Nesta semana a Comissão da Jovem Advocacia da OAB/SP traz em sua coluna lições valiosas sobre orçamento público. Neste artigo, falaremos sobre a forma que as Fazendas Pública da União, dos Estados e Municípios realizam o pagamento dos seus credores, em virtude de derrotas judiciais. Mais especificamente, falaremos de precatório e requisição de pequeno valor.

Este tema é importantíssimo para compreender os principais debates que todos os dias são encaminhados ao Poder Judiciário relacionado aos litígios causados pelo Poder Público, em muitos casos para retardar o pagamento de seus credores.

Para começar, por que isso existe?

A ideia central deste regime de pagamento diferenciado que é dado ao Poder Público é preservar o orçamento público e impedir que grande parte dos recursos financeiros do Estado sejam direcionados ao pagamento das condenações judiciais, inviabilizando a concretização das finalidades públicas.

Logo, por meio deste regime diferenciado, o Estado tem a prerrogativa de pagar os seus credores a partir de uma fila, organizada, em regra, pela ordem de chegada de cadastro do crédito.

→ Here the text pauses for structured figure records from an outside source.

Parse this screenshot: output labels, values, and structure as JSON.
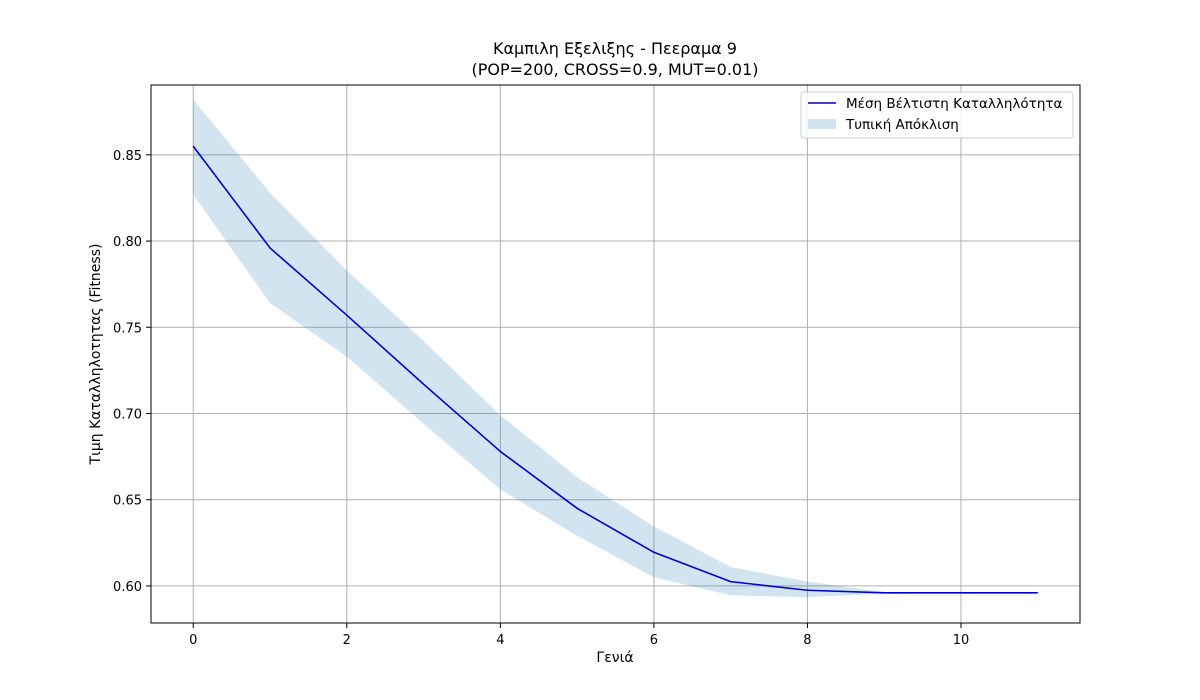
{
  "chart_data": {
    "type": "line",
    "title": "Καμπιλη Εξελιξης - Πεεραμα 9",
    "subtitle": "(POP=200, CROSS=0.9, MUT=0.01)",
    "xlabel": "Γενιά",
    "ylabel": "Τιμη Καταλληλοτητας (Fitness)",
    "xlim": [
      -0.55,
      11.55
    ],
    "ylim": [
      0.5785,
      0.8905
    ],
    "xticks": [
      0,
      2,
      4,
      6,
      8,
      10
    ],
    "yticks": [
      0.6,
      0.65,
      0.7,
      0.75,
      0.8,
      0.85
    ],
    "ytick_format": 2,
    "grid": true,
    "legend_position": "top-right",
    "x": [
      0,
      1,
      2,
      3,
      4,
      5,
      6,
      7,
      8,
      9,
      10,
      11
    ],
    "series": [
      {
        "name": "Μέση Βέλτιστη Καταλληλότητα",
        "values": [
          0.855,
          0.796,
          0.757,
          0.717,
          0.678,
          0.645,
          0.6195,
          0.6025,
          0.5975,
          0.596,
          0.596,
          0.596
        ],
        "color": "#0000cd"
      }
    ],
    "band": {
      "name": "Τυπική Απόκλιση",
      "lower": [
        0.827,
        0.764,
        0.733,
        0.694,
        0.656,
        0.629,
        0.605,
        0.5945,
        0.5935,
        0.5955,
        0.596,
        0.596
      ],
      "upper": [
        0.882,
        0.828,
        0.783,
        0.742,
        0.699,
        0.663,
        0.6345,
        0.611,
        0.6025,
        0.5965,
        0.596,
        0.596
      ],
      "color": "#1f77b4",
      "opacity": 0.2
    }
  }
}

E onde esse regime está previsto?

A previsão deste regime de pagamento encontra amparo na Constituição Federal e,  no art. 100, é previsto que:

“os pagamentos devidos pelas Fazendas Públicas Federal, Estaduais, Distrital e Municipais, em virtude de sentença judiciária, far-se-ão exclusivamente na ordem cronológica de apresentação dos precatórios e à conta dos créditos respectivos, proibida a designação de casos ou de pessoas nas dotações orçamentárias e nos créditos adicionais abertos para este fim”.

Embora a menção contida na Constituição pareça simples, a regulamentação do precatório e da Requisição de Pequeno Valor (RPV) foi submetida a diversas alterações desde 1988. Isso foi feito, sobretudo, para retardar o momento de pagamento dos credores do Poder Público, movimento que tem sido chamado jocosamente de “emendas do calote”.

O QUE É PRECATÓRIO?

Precatório, em um conceito geral usado pelos tribunais e juristas brasileiros, nada mais é do que a requisição (o pedido) realizado pelo juiz ao presidente do Tribunal de Justiça em que o processo está vinculado para que o ente público – derrotado em processo judicial – pague uma dívida. Assim, a pessoa física ou jurídica titular desse crédito pode receber esse valor do Poder Público.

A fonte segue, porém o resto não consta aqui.